動作は書いてある通りだが、「@($input)[0]」という書き方がポイントだ。こう書くと「『$input』を配列として扱い、その1つ目の要素を持ってくる」という処理にすることができる。ここでは処理を簡素化したいので、このようにパイプラインの1つ目のデータのみを取り出している。

動作が変わっているのでヘルプも書き換えが必要だ。前回のスクリプトでは、パイプラインの入力データについては次のように説明を行っていた。

.INPUTS
なし。パイプには対応していない。

今回パイプラインからの入力に対応したので、この部分を次のように書き換える。

.INPUTS
ディレクトリパス。引数でディレクトリパスが指定されていない場合に使われる。

さらに、実行サンプルとして次のような動作も追加した。

.EXAMPLE
PS> dir | .\test-d
True

この書き換えで、今回目的としたディレクトリパスをパイプラインから持ってくる処理の完了だ。

パイプラインも使っていこう

これまでWindows系のコマンドばかり扱っていたのであれば、パイプラインでコマンドをつなげて処理するといったことはあまり行うことがなかったかもしれない。パイプラインはUNIX系のOSでよく使われる方法だ。慣れるととても便利なものなので、ぜひとも使えるようにしていただきたい。

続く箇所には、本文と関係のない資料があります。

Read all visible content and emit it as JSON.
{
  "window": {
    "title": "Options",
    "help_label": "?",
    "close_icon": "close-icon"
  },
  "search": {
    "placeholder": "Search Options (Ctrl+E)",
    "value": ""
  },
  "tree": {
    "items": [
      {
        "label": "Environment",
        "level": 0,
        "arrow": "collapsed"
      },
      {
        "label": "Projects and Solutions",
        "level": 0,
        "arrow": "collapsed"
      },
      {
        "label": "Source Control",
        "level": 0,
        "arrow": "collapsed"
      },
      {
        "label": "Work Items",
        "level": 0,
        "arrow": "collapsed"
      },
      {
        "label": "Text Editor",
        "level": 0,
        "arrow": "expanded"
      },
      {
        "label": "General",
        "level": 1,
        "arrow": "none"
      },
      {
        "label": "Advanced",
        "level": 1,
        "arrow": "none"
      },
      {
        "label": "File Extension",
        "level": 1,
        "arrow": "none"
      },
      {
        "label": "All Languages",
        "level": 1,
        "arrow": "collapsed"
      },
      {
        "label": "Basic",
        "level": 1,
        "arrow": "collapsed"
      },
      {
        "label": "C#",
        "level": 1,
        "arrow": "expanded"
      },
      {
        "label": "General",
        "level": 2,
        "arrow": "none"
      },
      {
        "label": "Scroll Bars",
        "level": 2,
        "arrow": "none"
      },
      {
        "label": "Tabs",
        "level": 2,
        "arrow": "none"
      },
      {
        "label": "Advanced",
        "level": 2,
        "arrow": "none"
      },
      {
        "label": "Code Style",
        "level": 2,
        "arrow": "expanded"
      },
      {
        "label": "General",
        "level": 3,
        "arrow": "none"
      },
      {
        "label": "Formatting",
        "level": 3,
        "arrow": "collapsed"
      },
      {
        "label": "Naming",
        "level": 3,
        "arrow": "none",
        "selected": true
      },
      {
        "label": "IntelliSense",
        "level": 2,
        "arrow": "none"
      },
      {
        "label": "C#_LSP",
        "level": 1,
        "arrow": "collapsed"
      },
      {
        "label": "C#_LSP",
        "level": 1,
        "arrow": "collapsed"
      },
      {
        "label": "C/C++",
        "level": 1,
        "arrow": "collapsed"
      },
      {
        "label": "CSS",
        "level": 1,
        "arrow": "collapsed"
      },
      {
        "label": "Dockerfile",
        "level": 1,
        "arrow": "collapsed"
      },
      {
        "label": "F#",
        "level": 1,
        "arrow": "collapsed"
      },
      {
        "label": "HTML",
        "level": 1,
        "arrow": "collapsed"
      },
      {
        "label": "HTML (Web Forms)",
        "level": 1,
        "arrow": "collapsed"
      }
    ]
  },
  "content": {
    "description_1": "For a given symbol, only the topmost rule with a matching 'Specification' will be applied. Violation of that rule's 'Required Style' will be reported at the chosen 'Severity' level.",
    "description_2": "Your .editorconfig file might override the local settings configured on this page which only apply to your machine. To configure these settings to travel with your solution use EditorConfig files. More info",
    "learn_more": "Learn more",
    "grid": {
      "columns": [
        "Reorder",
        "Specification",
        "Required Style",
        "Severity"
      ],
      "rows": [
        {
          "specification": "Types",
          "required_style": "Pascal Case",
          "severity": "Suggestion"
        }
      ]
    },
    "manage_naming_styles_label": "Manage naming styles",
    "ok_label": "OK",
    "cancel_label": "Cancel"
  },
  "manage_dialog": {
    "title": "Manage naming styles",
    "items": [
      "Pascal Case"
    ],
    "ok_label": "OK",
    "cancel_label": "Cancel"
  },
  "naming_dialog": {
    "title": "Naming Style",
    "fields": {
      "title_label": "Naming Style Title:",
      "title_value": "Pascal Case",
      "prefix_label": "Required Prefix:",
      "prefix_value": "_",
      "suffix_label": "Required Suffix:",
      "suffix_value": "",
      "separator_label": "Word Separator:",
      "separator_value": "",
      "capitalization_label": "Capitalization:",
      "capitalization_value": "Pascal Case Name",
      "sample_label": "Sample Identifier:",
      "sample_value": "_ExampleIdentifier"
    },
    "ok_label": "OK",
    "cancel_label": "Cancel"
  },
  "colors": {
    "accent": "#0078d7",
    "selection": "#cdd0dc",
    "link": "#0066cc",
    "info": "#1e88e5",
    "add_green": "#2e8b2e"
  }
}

ただし、UNIX系OSのパイプラインと、PowerShellのパイプラインは根本的に異なるメカニズムで動作するものである、ということは覚えておいたほうがよいと思う。UNIX系OSのパイプラインは動作が高速でマルチコアを有効に使えるが、PowerShellはあくまでも順番に処理するための方法にすぎない。PowerShellでパイプラインをたくさん使ったからとして、パフォーマンスが向上するわけではない点には注意が必要だ。